<日本刀のいま>刀を捨てなかった日本人 時代とともに変わったものと守られてきたもの
「クールジャパン」の代表といえば、やはり今も昔も「サムライ」だろう。そして、彼らの魂といえば「サムライ・ソード」、日本刀だ。サムライが丸腰の「サラリーマン」に変わった現代においても、日本刀の伝統は脈々と受け継がれている。今も全国に刀工がおり、日々鍛錬を重ねて作品を生み出しているのだ。 そんな現代の新作日本刀の優秀作品を集めた『日本刀の匠たち』展が8月31日まで、長野県坂城町の「鉄の展示館」で開かれている。知る人ぞ知る現代の「刀匠の里」を訪れ、現代の日本刀事情に触れた。
現代刀の「聖地」
坂城町は長野市の南に位置する千曲川沿いの静かな町だ。長く村上氏の領地として歴史を重ね、村上義清の代には同町の葛尾城を拠点に甲斐の武田信玄と多くの名勝負を演じた。江戸時代には徳川幕府の天領となり、宿場町としても栄えた。 本格的に刀作りが始まったのは、後に「人間国宝」となる刀匠・宮入行平(ゆきひら)を輩出した昭和に入ってからだ。行平は戦前戦後を通じて新作展で入賞を重ね、現代作刀界の第一人者とされている。町の中心部にある鍛錬所「宮入鍛錬道場」から幾多の名刀を世に送り出すとともに、多くの門下生を育てた。行平が昭和52年に急逝した後は、息子の恵(宮入小左衛門行平)氏が受け継いでいる。 日本刀は日本全国で作られてきたが、歴史的には特に大和(奈良)、山城(京都)、備前(岡山)、相州(神奈川)、美濃(岐阜)の「五箇伝」と呼ばれる五大流派が有名である。それに対し、昭和以降の「現代」でリアルタイムに歴史を紡ぐ信州・坂城町は、いわば「現代刀の聖地」だと言えよう。

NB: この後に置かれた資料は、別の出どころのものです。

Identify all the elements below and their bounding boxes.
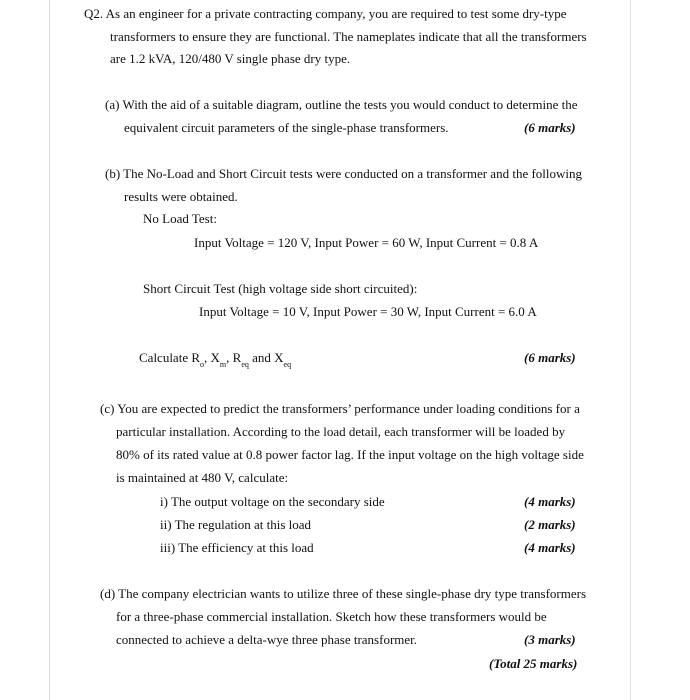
no-load-values: Input Voltage = 120 V, Input Power = 60 W, Input Current = 0.8 A xyxy=(194,235,539,250)
intro-line-2: transformers to ensure they are functional. The nameplates indicate that all the transformers xyxy=(110,29,587,44)
part-c-line-3: 80% of its rated value at 0.8 power factor lag. If the input voltage on the high voltage side xyxy=(116,447,584,462)
part-a-line-2: equivalent circuit parameters of the single-phase transformers. xyxy=(124,120,449,135)
short-circuit-values: Input Voltage = 10 V, Input Power = 30 W, Input Current = 6.0 A xyxy=(199,304,537,319)
part-c-item-3-marks: (4 marks) xyxy=(524,540,576,555)
part-d-marks: (3 marks) xyxy=(524,632,576,647)
part-d-line-3: connected to achieve a delta-wye three phase transformer. xyxy=(116,632,418,647)
part-c-line-2: particular installation. According to the load detail, each transformer will be loaded by xyxy=(116,424,566,439)
part-b-line-2: results were obtained. xyxy=(124,189,238,204)
part-c-item-1: i) The output voltage on the secondary side xyxy=(160,494,385,509)
no-load-label: No Load Test: xyxy=(143,211,217,226)
intro-line-1: Q2. As an engineer for a private contracting company, you are required to test some dry-type xyxy=(84,6,567,21)
part-d-line-2: for a three-phase commercial installation. Sketch how these transformers would be xyxy=(116,609,547,624)
total-marks: (Total 25 marks) xyxy=(489,656,578,671)
part-c-item-3: iii) The efficiency at this load xyxy=(160,540,314,555)
intro-line-3: are 1.2 kVA, 120/480 V single phase dry type. xyxy=(110,51,351,66)
short-circuit-label: Short Circuit Test (high voltage side short circuited): xyxy=(143,281,418,296)
part-c-item-2-marks: (2 marks) xyxy=(524,517,576,532)
part-c-item-2: ii) The regulation at this load xyxy=(160,517,312,532)
part-b-line-1: (b) The No-Load and Short Circuit tests were conducted on a transformer and the following xyxy=(105,166,583,181)
part-d-line-1: (d) The company electrician wants to utilize three of these single-phase dry type transformers xyxy=(100,586,587,601)
calculate-line: Calculate $R_o$, $X_m$, $R_{eq}$ and $X_{eq}$ xyxy=(139,350,292,369)
part-a-line-1: (a) With the aid of a suitable diagram, outline the tests you would conduct to determine the xyxy=(105,97,578,112)
part-c-line-1: (c) You are expected to predict the transformers’ performance under loading conditions for a xyxy=(100,401,580,416)
part-c-item-1-marks: (4 marks) xyxy=(524,494,576,509)
page-border-left xyxy=(49,0,50,700)
part-c-line-4: is maintained at 480 V, calculate: xyxy=(116,470,289,485)
page-border-right xyxy=(630,0,631,700)
part-b-marks: (6 marks) xyxy=(524,350,576,365)
part-a-marks: (6 marks) xyxy=(524,120,576,135)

『日本刀の匠たち』は、公益財団法人日本刀文化振興協会が主催する「新作日本刀研磨外装刀職技術展覧会」の入賞作品展だ。これまでは東京で開かれていたが、5回目の今年は初めて行平の業績を讃えて作られた坂城町の「鉄の展示館」に会場を移した。 日本刀は、刀身と鍔(つば)、鞘(さや)、柄(つか)などの外装品に分かれ、それぞれに専門の職人がいる。新作技術展も「研磨」を加えた各部門で審査を行う。展覧会には各部門の入選作と審査員の作品を合わせた80点が展示されている。